The question now, though, is how far this revisionism should go. While no one is arguing that one of our flagship theatre companies should be renamed The Royal Shakespeare Middleton Fletcher and Others Company, Shapiro and Taylor have suggested that it may be sensible to be clearer on posters and programmes about who wrote what. For example, productions of Macbeth still routinely give sole authorship to Shakespeare – although this can be justified in the case of the new RSC production by the fact that the director, Michael Boyd, has cut most of the stuff now generally credited to Middleton.

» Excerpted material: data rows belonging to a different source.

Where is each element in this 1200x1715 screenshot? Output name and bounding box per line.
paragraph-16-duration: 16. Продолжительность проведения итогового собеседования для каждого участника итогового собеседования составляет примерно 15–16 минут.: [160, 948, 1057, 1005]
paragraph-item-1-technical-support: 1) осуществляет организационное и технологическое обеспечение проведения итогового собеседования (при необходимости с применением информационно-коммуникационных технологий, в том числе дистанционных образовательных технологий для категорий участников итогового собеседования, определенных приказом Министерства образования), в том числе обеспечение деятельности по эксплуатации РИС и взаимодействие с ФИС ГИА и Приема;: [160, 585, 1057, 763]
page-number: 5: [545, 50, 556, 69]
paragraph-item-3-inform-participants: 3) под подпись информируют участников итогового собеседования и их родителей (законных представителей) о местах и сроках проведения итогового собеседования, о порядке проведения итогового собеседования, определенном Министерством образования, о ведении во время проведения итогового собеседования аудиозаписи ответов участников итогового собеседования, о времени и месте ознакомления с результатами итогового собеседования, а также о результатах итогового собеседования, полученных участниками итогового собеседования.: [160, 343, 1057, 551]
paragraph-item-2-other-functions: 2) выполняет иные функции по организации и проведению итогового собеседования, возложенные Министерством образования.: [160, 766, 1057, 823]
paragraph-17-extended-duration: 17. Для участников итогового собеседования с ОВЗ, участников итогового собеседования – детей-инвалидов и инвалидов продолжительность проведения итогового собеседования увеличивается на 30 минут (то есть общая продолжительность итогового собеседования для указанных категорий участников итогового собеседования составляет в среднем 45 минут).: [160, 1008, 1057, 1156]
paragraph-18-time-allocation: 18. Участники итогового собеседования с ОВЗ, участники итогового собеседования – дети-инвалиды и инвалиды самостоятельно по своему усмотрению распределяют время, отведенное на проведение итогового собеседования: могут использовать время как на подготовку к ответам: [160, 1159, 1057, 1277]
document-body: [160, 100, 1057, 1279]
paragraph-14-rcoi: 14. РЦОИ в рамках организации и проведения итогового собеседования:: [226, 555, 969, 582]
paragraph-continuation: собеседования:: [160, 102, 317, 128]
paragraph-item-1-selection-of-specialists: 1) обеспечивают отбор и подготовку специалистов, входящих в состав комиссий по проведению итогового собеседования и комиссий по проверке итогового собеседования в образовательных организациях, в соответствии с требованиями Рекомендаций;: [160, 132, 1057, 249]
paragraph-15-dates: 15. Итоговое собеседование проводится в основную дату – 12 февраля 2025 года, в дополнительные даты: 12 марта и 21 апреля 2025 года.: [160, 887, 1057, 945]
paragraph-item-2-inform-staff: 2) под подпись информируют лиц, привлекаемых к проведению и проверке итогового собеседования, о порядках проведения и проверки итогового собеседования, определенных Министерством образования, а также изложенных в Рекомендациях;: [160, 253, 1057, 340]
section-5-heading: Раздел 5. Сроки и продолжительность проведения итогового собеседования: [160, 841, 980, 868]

There's a paradox in this theatrical precision happening when the question of ownership and copyright in contemporary work is increasingly compromised by mashing, file-sharing and free republication. But the fight over Shakespeare is driven, for both bitterly opposed sides, by devotion to the extraordinary plays that have survived for 500 years. As with any great artist, we dream of a lost masterpiece turning up and, while Cardenio isn't it, there's a pleasure in thinking that we might glimpse the flash of his quill in places. Yet, while we hope to end up with more plays by Shakespeare, the pressure of forensic scholarship is towards finishing with fewer.

The mystery continues because it seems both intellectually and logistically impossible that a single mind was behind all these pieces. We will never have "bliss in proof", as it was put by Shakespeare – or possibly someone else.